History of St Barnabas Church
In 1884, congregations of over 150 were meeting regularly in a room, known as the Mission Hall which was above the Co-operative shop in Park Road, but a room on the ground floor was needed and, at the instigation of the Reverend Alfred Binnie, a fund was set up to purchase an “Iron Room” to be built on the present site. By October 1885, meetings and services were being held in St Nicholas Mission Room, as it became known, on land offered by Mr Hawley.
In 1905, the land on the corner of Albion Row (now Albion Street), was bought for £311.15.0 and a licence was granted on 27th November 1905 “for the church to be used as a mission church in a working class area and for the preaching of the word of God, reading common prayers and in celebrating Holy Sacraments”. The church was renamed as St Barnabas Mission Church and the building enlarged by the addition of a sanctuary, fitted with an altar, font, lectern and a heating system.
The vicar at this time was the Reverend Rowland Forster Hanning and there were two curates. Holy Communion services were held on Sunday morning and evening with a Bible class for men and lads in the afternoon. On Mondays there was a Mothers’ Union meeting in the afternoon and a Temperance meeting in the evening. Baptisms with a short service and address and the choir practice took place on Tuesdays.

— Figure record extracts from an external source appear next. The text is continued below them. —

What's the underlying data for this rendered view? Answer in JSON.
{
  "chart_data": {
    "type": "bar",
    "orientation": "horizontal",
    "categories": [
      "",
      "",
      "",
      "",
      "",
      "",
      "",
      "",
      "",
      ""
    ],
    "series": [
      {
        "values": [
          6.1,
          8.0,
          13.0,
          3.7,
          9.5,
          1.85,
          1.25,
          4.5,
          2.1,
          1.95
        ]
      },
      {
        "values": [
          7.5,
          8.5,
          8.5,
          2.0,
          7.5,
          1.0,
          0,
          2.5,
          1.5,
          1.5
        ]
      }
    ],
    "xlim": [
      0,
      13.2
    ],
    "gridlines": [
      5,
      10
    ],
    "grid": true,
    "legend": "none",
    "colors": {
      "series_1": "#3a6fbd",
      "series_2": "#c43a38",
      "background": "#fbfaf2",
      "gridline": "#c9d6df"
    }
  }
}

The Reverend Hanning conducted the first service of Holy Communion on Sunday 14th January 1906 and his letter in the Parish Magazine states “This is a change bringing new opportunities. I appeal, therefore, to the congregation of the mission church to make all the use they can of this opportunity of gaining God’s strength and grace through this, the greatest of the church services, and of binding themselves together into a strong body of earnest Christians by their mutual intercession at Holy Communion, if possible, twice every month.”